In the evaluation process, skip the generic whiteboard questions. Ask candidates to walk you through a real Agentforce or Data Cloud project — what they designed, what broke, how they fixed it. The ones who have actually built things will tell you a different kind of story than the ones who’ve only studied for certifications.
Look for the Agentforce Specialist and AI Specialist certs. They signal active upskilling, not just experience from three years ago.
For sourcing, the Trailhead community and Salesforce User Groups surface talent that doesn’t always show up on LinkedIn. These are people deep in the ecosystem, not just Salesforce-adjacent.
And if you need to scale fast — or want to close the cost gap — LATAM nearshoring is one of the most effective options in the market right now. The talent is certified, the time zones work for North American teams, and rates run 40–60% below U.S. market. It’s not a compromise. Senior Salesforce engineers from Latin America are building some of the most complex Agentforce implementations in production today.
One distinction worth making when evaluating partners: not all nearshore firms vet to the same standard. The most reliable ones use senior engineers — not recruiters — to run technical interviews, and present three highly curated profiles per role rather than a volume shortlist. That’s the vetting model that actually separates production-ready talent from credentialed candidates who haven’t shipped anything real.
The scarcity isn’t going away. Companies that build strong Salesforce engineering teams now, with genuine agentic skills, will be ahead when Agentforce adoption hits the next wave.
Looking for Salesforce engineers with genuine agentic skills? At BEON.tech, we connect U.S. companies with elite Latin American engineers — rigorously vetted, fully certified, and ready to integrate into your team from day one. Explore our nearshore staff augmentation services.
FAQ
Salesforce is the world’s #1 cloud CRM platform, used by more than 150,000 companies to manage sales, customer service, marketing, and data. It’s also the leading enterprise platform for agentic AI, through its Agentforce product.

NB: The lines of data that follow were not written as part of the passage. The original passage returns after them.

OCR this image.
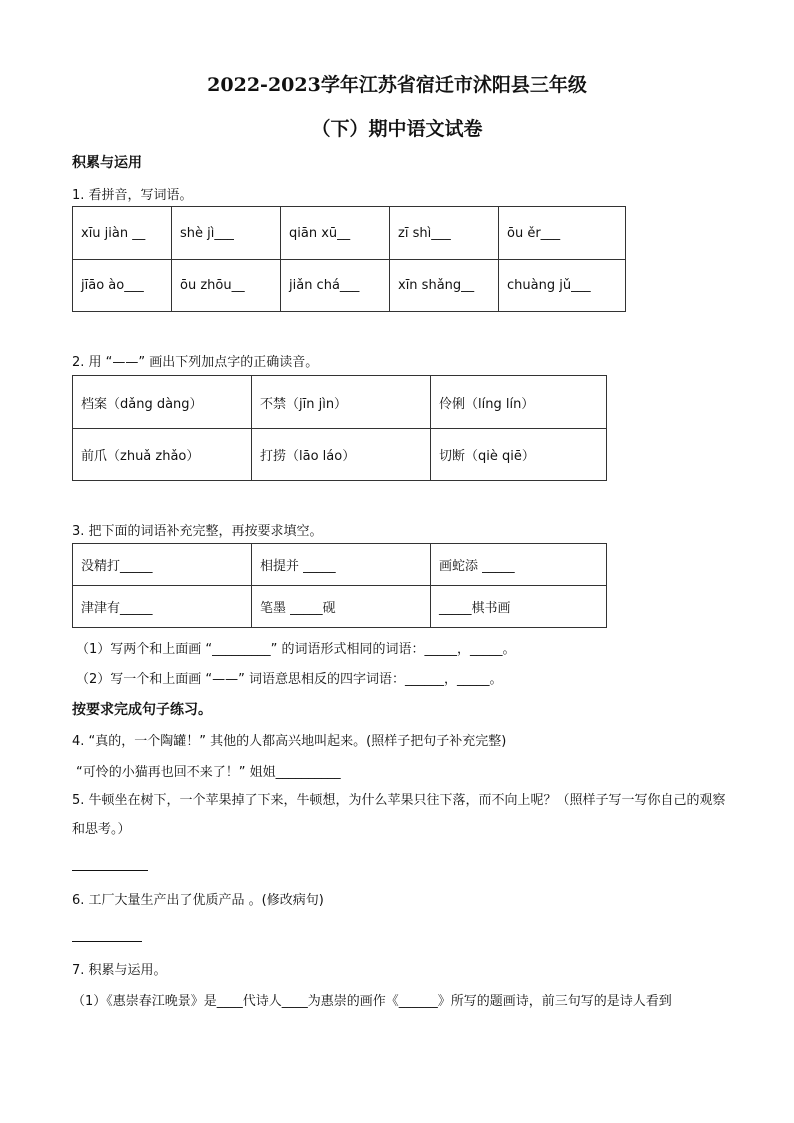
2022-2023学年江苏省宿迁市沭阳县三年级
（下）期中语文试卷
积累与运用
1. 看拼音，写词语。
xīu jiàn __	shè jì___	qiān xū__	zī shì___	ōu ěr___
jīāo ào___	ōu zhōu__	jiǎn chá___	xīn shǎng__	chuàng jǔ___
2. 用 “——” 画出下列加点字的正确读音。
档案（dǎng dàng）	不禁（jīn jìn）	伶俐（líng lín）
前爪（zhuǎ zhǎo）	打捞（lāo láo）	切断（qiè qiē）
3. 把下面的词语补充完整，再按要求填空。
没精打_____	相提并 _____	画蛇添 _____
津津有_____	笔墨 _____砚	_____棋书画
（1）写两个和上面画 “_________” 的词语形式相同的词语：_____，_____。
（2）写一个和上面画 “——” 词语意思相反的四字词语：______，_____。
按要求完成句子练习。
4. “真的，一个陶罐！” 其他的人都高兴地叫起来。(照样子把句子补充完整)
“可怜的小猫再也回不来了！” 姐姐__________
5. 牛顿坐在树下，一个苹果掉了下来，牛顿想，为什么苹果只往下落，而不向上呢？（照样子写一写你自己的观察和思考。）
6. 工厂大量生产出了优质产品 。(修改病句)
7. 积累与运用。
（1）《惠崇春江晚景》是____代诗人____为惠崇的画作《______》所写的题画诗，前三句写的是诗人看到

Agentforce is Salesforce’s platform for building and deploying autonomous AI agents. Launched in 2024, it lets companies create agents that plan, reason, and execute multi-step business tasks — without constant human oversight — fully integrated with the Salesforce ecosystem.
Agentforce operates through a five-step loop: Perceive (read the environment), Reason (build a plan), Act (execute via APIs), Learn (evaluate the result), and Iterate (adjust and repeat). The Atlas Reasoning Engine coordinates this process, using an LLM as the decision-making core.
Generative AI produces content in response to a prompt. Agentic AI uses that content as one tool inside a broader action plan — it sets goals, interacts with external systems, self-corrects, and keeps going until the task is done.
Look for Agentforce Specialist and AI Specialist certifications, real project experience with Data Cloud, and strong architectural thinking — not just execution skills. The Trailhead community is the best sourcing channel. For scaling quickly with competitive costs, LATAM nearshoring offers senior certified talent at 40–60% below U.S. market rates — provided the partner vets using senior engineers and curated shortlists, not volume pipelines.